Eines der häufigsten Argumente, warum OSS wenig benutzerfreundlich sei - in der Regel ohne konkreten Beleg - ist die traditionelle Ausrichtung an der Community, d. h. an anderen Hackern (Nielsen 2004). Ihr Urteil ist maßgebend für die Qualität einer Software, entsprechend wird sie mehr oder weniger für diese Gruppe als Endanwender geschrieben. Andere Projekte sind daraus entstanden, dass man eine Software entwickelte, die ziemlich genau das tut, was man selbst gerne haben möchte. Kann man dann verlangen, dass diese Software auch für „normale Anwender“ benutzerfreundlich sein muss? „Wer andere Bedürfnisse hat, kann ja eine andere Software einsetzen“ ist ein häufig gehörtes und durchaus plausibles Argument.

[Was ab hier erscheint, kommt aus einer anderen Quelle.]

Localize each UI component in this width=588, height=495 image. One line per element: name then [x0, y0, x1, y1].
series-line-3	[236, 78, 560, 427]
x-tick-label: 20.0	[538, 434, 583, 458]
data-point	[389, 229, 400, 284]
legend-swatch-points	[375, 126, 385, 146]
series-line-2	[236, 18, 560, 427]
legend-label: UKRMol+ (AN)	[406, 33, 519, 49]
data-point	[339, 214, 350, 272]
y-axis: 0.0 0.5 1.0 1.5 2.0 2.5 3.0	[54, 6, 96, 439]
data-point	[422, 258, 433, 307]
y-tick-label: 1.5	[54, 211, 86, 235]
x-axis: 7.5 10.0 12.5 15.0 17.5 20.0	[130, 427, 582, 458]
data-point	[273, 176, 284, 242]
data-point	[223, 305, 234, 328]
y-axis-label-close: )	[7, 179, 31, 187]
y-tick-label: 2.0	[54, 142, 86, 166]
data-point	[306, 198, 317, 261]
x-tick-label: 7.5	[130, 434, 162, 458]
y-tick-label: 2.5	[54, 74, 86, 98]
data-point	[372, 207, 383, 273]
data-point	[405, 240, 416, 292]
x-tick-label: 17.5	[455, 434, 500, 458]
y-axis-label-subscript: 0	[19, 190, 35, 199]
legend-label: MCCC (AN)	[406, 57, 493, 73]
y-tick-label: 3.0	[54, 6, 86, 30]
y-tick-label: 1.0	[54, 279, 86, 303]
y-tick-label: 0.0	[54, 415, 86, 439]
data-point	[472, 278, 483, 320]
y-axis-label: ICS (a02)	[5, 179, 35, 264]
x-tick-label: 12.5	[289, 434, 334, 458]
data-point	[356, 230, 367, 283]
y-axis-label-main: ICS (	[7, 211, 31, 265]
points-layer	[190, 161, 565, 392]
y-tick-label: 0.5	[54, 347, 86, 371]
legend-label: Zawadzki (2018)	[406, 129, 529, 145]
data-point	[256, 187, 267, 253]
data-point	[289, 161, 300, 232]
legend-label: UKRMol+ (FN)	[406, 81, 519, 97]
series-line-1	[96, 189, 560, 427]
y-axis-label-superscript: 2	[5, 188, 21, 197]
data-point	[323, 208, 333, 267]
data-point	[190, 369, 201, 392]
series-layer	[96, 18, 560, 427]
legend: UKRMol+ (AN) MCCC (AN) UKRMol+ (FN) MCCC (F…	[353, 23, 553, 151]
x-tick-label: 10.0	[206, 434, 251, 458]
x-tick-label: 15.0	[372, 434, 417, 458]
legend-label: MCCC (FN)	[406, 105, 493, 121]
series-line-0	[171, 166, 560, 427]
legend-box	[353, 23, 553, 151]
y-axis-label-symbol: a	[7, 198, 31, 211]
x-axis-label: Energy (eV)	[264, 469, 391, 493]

Diese Einstellung wird jedoch fragwürdig, wenn man Interesse daran hat, dass die eigene Software auch die Wahl für einen Behörden-Desktop oder Windows-Umsteiger ist. Solche Nutzer haben andere Ansprüche als die Entwickler. Deren Rationalität zielt nicht darauf herzustellen, was man möchte, sondern einzusetzen, was man braucht. Will man also Software für durchschnittliche Nutzer einfacher benutzbar machen, dann kann man sie nicht nur für sich selbst schreiben.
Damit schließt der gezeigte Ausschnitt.